Iriya had bowed to the foreigners and entered her jinrikisha immediately after Tetsujo. Yuki now climbed into the remaining one, neither Dodge nor Pierre retaining enough self-possession to assist her. The three coolies caught up the shafts for starting.

"Here, stop, stop!" cried Gwendolen, springing forward. "Yuki, we don't even know your Tokio address!"

Tetsujo gave a gesture and a "cluck." The coolies sprang into action.

"Ko-ishikawa, Kobinata, Shi—jū—" trailed off Yuki's voice into the rattling of the streets.

"The ogre! I'll catch the next train for Tokio," cried Pierre.

"Better stay with us and see about your baggage, Pierre," said Mr. Todd, speaking for the first time. "The girl should go with her people, and you know it."

"But, poor boy," said Mrs. Todd, soothingly, her hand touching his arm, "I know how he has counted on seeing the sights with Yuki."

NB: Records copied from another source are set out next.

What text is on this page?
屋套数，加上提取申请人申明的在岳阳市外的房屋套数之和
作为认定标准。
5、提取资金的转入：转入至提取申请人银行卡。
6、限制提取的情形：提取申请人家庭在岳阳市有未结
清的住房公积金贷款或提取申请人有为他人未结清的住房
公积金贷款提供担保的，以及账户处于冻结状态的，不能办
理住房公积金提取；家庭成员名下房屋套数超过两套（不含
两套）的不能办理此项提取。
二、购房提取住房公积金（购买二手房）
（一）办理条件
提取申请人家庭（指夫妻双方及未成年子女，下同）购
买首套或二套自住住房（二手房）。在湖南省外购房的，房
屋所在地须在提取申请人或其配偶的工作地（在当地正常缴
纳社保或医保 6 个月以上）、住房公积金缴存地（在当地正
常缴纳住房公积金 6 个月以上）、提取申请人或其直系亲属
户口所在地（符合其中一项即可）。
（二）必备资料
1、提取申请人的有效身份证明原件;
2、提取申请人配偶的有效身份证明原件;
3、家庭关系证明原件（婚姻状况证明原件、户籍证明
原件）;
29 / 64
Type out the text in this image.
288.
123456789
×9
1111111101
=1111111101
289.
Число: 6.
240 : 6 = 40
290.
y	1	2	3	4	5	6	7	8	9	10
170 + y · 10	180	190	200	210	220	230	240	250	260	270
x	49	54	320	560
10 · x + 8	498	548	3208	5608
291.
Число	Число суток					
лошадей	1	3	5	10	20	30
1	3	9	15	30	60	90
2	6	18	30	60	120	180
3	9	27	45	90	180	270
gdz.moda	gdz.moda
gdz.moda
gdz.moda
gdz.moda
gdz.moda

Onda Tetsujo's spoken order had been "stenshun!" (station), for so have the Japanese incorporated our familiar word. A train was just leaving for Yedo. Three second-class tickets were bought, and the kuruma-men overpaid and dismissed. Had they been merely "paid," a later train would have been taken.

The short encounter on the Yokohama pier evidently remained in the master's mind as a most disagreeable impression. While in no sense a stupid man, the quality of Onda's intellect was torpid rather than alert. Things came to him slowly, and remained long.